To wit: It’s beyond absurdity to think Americans need legislation to keep them from text messaging while driving. No one needs a college degree to realize that sending a text message while operating a motor vehicle is a graduate class in lunacy, do they?

It’s just plain COMMON SENSE that if you’re encased in a ton or two of metal that’s hurtling down the highway at 75 MPH, or even if you’re just going 25 on Fifth Street in Duncan, the last thing you should be doing is texting.

Well, Technoman doesn’t like name-calling, but apparently there are some people who are just that plain d-u-m-b!

As Technoman speaks, there’s a group of U.S. senators proposing a bill that would force states to pass laws against texting while driving or risk losing a healthy chunk of federal highway funding.

This seems akin to proposing laws to prevent people from sticking a metal fork in a toaster or drinking gasoline or trusting Michael Vick to baby-sit your Labrador.

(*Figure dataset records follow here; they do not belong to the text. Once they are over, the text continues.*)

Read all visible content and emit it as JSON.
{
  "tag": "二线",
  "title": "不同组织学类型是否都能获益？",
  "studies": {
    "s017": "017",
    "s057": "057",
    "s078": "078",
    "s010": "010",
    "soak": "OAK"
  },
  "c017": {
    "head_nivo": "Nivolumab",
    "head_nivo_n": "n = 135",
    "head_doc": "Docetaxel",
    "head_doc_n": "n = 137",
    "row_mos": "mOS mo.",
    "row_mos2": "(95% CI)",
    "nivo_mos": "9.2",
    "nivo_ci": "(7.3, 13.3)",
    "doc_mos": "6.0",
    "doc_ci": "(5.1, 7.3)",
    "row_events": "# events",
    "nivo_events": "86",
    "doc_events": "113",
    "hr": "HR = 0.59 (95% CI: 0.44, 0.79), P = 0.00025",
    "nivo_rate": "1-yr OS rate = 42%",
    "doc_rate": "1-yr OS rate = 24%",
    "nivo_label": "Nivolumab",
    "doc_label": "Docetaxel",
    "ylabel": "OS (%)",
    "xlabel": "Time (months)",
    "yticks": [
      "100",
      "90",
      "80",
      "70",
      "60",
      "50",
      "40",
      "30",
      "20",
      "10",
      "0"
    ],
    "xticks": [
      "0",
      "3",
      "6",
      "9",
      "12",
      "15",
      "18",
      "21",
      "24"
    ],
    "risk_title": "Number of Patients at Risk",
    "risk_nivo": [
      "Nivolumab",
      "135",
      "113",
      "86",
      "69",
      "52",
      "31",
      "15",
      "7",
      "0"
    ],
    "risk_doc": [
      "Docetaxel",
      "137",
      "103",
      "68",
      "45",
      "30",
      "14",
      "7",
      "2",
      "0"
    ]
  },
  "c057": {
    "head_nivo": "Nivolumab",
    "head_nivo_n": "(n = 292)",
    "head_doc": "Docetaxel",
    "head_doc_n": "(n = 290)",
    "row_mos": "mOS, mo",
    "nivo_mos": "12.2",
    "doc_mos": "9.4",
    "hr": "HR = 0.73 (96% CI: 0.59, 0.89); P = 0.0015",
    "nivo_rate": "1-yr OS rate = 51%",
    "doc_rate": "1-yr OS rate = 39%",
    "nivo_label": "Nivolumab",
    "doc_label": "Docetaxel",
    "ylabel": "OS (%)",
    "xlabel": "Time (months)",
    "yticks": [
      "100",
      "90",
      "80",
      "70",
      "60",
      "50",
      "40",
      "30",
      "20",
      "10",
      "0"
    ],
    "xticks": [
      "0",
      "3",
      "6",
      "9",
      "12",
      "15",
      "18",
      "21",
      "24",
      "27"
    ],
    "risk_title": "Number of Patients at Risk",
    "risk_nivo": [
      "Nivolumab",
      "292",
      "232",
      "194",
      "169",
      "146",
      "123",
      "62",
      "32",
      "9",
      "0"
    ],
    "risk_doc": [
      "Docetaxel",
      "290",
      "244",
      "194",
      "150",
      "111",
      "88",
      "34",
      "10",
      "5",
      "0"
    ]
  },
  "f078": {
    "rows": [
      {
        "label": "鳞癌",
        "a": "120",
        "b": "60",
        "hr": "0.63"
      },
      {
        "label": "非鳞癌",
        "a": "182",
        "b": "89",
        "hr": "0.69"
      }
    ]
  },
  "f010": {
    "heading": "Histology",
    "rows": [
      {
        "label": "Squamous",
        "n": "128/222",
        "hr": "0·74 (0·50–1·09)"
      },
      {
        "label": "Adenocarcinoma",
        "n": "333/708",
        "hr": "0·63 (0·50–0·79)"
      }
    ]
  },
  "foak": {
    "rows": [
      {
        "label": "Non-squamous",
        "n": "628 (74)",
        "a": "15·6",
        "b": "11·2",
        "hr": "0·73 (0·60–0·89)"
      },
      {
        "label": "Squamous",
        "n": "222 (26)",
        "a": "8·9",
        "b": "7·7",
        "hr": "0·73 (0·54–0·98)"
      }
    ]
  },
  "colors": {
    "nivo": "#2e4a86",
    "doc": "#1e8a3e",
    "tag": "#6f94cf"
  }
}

People aren’t that stooopeeed, are they?

Well, yes, they are.

A couple weeks ago in Lockport, N.Y., a truck driver crashed through a fence, clipped a house and plunged his flatbed into a swimming pool as he was trying to talk on one cell phone and text on another.

Dopey? Of course. But that’s a trivial instance of texting stupidity compared to the guy in Utah, who pleaded guilty in February to two counts of negligent homicide for a texting-while-driving wreck that killed two rocket scientists (which — forgive Technoman — you don’t have to be to realize the guy from Utah showed appallingly bad judgment).

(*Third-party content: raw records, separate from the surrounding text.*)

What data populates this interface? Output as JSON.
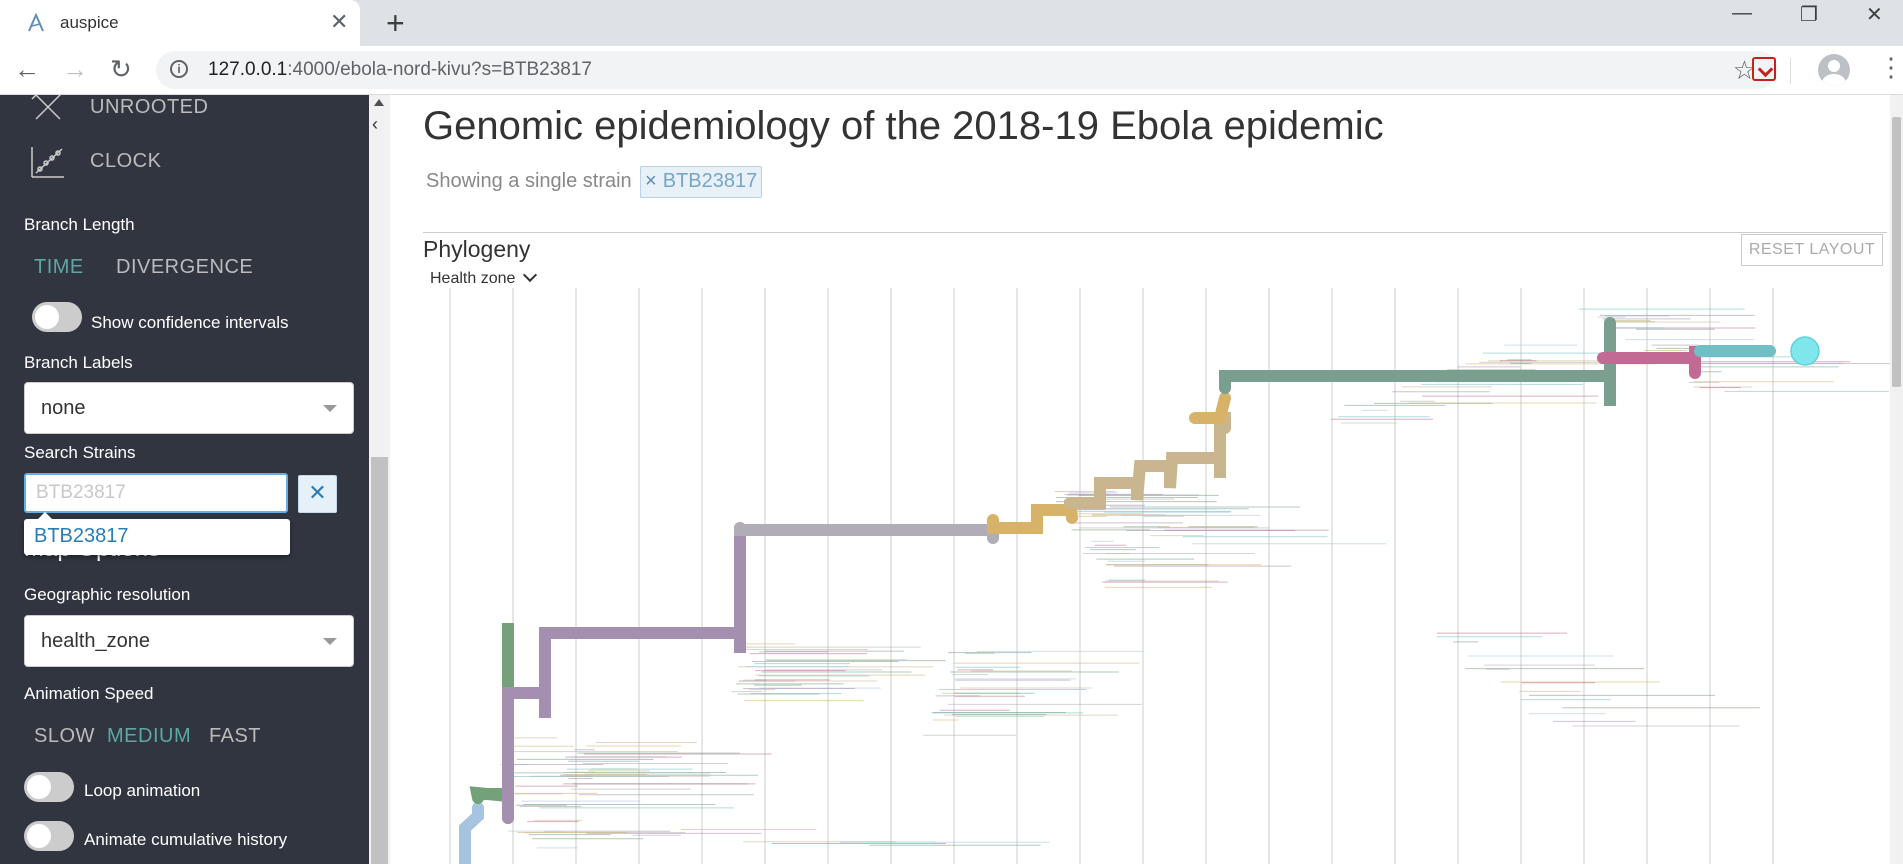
{
  "browser": {
    "tab_title": "auspice",
    "tab_close": "✕",
    "new_tab": "+",
    "url_host": "127.0.0.1",
    "url_rest": ":4000/ebola-nord-kivu?s=BTB23817",
    "back": "←",
    "forward": "→",
    "reload": "↻",
    "star": "☆",
    "menu": "⋮",
    "window_controls": {
      "minimize": "—",
      "restore": "❐",
      "close": "✕"
    }
  },
  "sidebar": {
    "layouts": [
      {
        "label": "UNROOTED",
        "icon": "unrooted-tree-icon"
      },
      {
        "label": "CLOCK",
        "icon": "clock-tree-icon"
      }
    ],
    "branch_length": {
      "label": "Branch Length",
      "options": [
        "TIME",
        "DIVERGENCE"
      ],
      "selected": "TIME"
    },
    "confidence_toggle": {
      "label": "Show confidence intervals",
      "on": false
    },
    "branch_labels": {
      "label": "Branch Labels",
      "value": "none"
    },
    "search": {
      "label": "Search Strains",
      "value": "BTB23817",
      "clear": "✕",
      "suggestion": "BTB23817"
    },
    "map_options_heading": "Map Options",
    "geo_resolution": {
      "label": "Geographic resolution",
      "value": "health_zone"
    },
    "animation_speed": {
      "label": "Animation Speed",
      "options": [
        "SLOW",
        "MEDIUM",
        "FAST"
      ],
      "selected": "MEDIUM"
    },
    "loop_toggle": {
      "label": "Loop animation",
      "on": false
    },
    "cumulative_toggle": {
      "label": "Animate cumulative history",
      "on": false
    }
  },
  "main": {
    "collapse_arrow": "‹",
    "title": "Genomic epidemiology of the 2018-19 Ebola epidemic",
    "subtitle": "Showing a single strain",
    "filter_chip": {
      "remove": "×",
      "label": "BTB23817"
    },
    "panel_title": "Phylogeny",
    "reset_button": "RESET LAYOUT",
    "color_by": "Health zone"
  },
  "colors": {
    "sidebar_bg": "#30353f",
    "selected_option": "#5da8a3",
    "chip_text": "#75a6c8",
    "highlight_tip": "#7fe6ec",
    "branch_colors": [
      "#a6c4e0",
      "#73a27a",
      "#a58fb0",
      "#b0adb6",
      "#d7b36a",
      "#c9b58e",
      "#c26a94",
      "#6fbfc4",
      "#7a9f8f"
    ]
  }
}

Prosecutors subpoenaed that guy’s phone records after state troopers reported he continued texting while being questioned at the crash site.

Then there was the train engineer in Los Angeles, who was texting when he caused an accident that killed himself and 24 passengers last September. And there was a member of the British Parliament who was expelled from the Labour Party, after this numbskull was texting when he hit another car and killed its driver.

People have been ticketed for texting while driving a motorcycle, while operating a school athletic team bus and while pulling out of a grade school parking lot after picking up their kids.

All this leads Technoman to reach this conclusion: Texting while driving is becoming the new DWI (or DWT, if you will) because human beings are so easily led into becoming enslaved by technogizmos.

People of all ages become transfixed with every new wrinkle in technology evolution, and it goes beyond just having to have the newest, coolest form of Blackberry or Blueberry or Gooberberry. Becoming a technodroid causes people to lose common sense and step into the gray area of what’s right and wrong. (Not to mention losing civility and the hands-on, eye-to-eye human interaction that results in sympathy and empathy within the species.)

But don’t worry, 21st Century Technoman doesn’t really mind giving up an idyllic day off to try to save you from yourselves.

And no, this column wasn’t written on Technoman’s Blackberry while he was driving on Highway 81.